Il a été constaté par maint analystes de la crise que celle-ci n'était pas advenue sans que quelques rares experts, économistes ou financiers, aient averti, dès 2007, des risques qui menaçaient l'économie et la finance aux Etats-Unis, et partant, dans le monde : risque de récession, anticipation de l'effondrement des prix de l'immobilier, éclatement de la "bulle de crédit", dérive des marchés financiers etc.

Un de ces économistes, par exemple, avait prévenu dès la fin de 2006 des risques de récession aux Etats-Unis, et averti début 2008 d'un risque d'aggravation de la crise en décrivant un scénario en douze étapes avec faillites de hedge funds, de banques et la nécessaire intervention des autorités étatiques... ce qui est arrivé. Quelques gestionnaires de fonds avaient également anticipé très tôt le début des difficultés du système financier international.

On a qualifié après coup ces experts avisés de "visionnaires" : on voulait simplement dire qu'ils ont eu la capacité d'anticiper ce qui allait arriver dans la logique interne du système. C'était plutôt des prévisionnistes. Ils ont fait preuve de clairvoyance et de discernement grâce auxquels ils ont pu prévoir l'évolution du système, sans le remettre en cause.

Est visionnaire celui qui porte sur la réalité un regard différent parce que inspiré d'une vision plus large de l'avenir. Le visionnaire à la fois voit les failles du système, ses effets destructeurs, et voit justement là l'opportunité d'une nouvelle création.

Un texte m'est revenu à la mémoire, d'André Gorz, qui anticipe lucidement la crise :

"Une industrie financière se constitue qui ne cesse d'affiner l'art de faire de l'argent en n'achetant et ne vendant rien d'autre que diverses formes d'argent. L'argent lui-même est la seule marchandise que l'industrie financière produit par des opérations de plus en plus hasardeuses et de moins en moins maîtrisables sur les marchés financiers. La masse de capital que l'industrie financière draine et gère dépasse de loin la masse de capital que valorise l'économie réelle [...] L'économie réelle devient un appendice des bulles spéculatives entretenues par l'industrie financière. Jusqu'au moment, inévitable, où les bulles éclatent, entraînent les banques dans des faillites en chaîne, menaçant le système mondial de crédit d'effondrement, l'économie réelle d'une dépression sévère et prolongée".

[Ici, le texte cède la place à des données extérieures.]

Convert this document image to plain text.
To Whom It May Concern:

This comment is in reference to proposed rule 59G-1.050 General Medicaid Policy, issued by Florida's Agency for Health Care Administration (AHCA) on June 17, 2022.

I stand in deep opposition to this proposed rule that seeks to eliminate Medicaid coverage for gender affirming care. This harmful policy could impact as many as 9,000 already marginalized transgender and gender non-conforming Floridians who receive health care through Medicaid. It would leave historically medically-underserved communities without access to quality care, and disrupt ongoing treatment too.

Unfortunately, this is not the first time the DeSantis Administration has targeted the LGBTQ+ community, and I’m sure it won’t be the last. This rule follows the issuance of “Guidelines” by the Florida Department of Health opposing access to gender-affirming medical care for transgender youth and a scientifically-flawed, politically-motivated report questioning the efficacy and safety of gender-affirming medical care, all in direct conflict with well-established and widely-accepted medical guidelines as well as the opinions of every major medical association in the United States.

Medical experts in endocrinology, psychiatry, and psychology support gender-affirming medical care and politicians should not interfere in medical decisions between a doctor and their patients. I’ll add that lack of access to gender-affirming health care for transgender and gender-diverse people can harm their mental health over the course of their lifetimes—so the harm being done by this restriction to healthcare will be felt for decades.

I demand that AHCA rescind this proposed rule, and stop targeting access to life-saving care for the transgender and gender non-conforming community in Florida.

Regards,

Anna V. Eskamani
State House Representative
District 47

Ce texte n'est pas celui d'un expert en économie ou en finance, mais il prend sens à partir de la vision qu'André Gorz développe dans son oeuvre d'un monde nouveau dans lequel l'humain est au centre et autour duquel s'ordonnent l'économie et la finance. André Gorz était un visionnaire.

PS  Les lignes que je cite sont extraites d'un texte qu'André Gorz a terminé d'écrire le 17 septembre 2007, pour la revue EcoRev', publié depuis dans son livre posthume Ecologica sous le titre "La sortie du capitalisme a déjà commencé". André Gorz nous a quittés le 22 septembre 2007.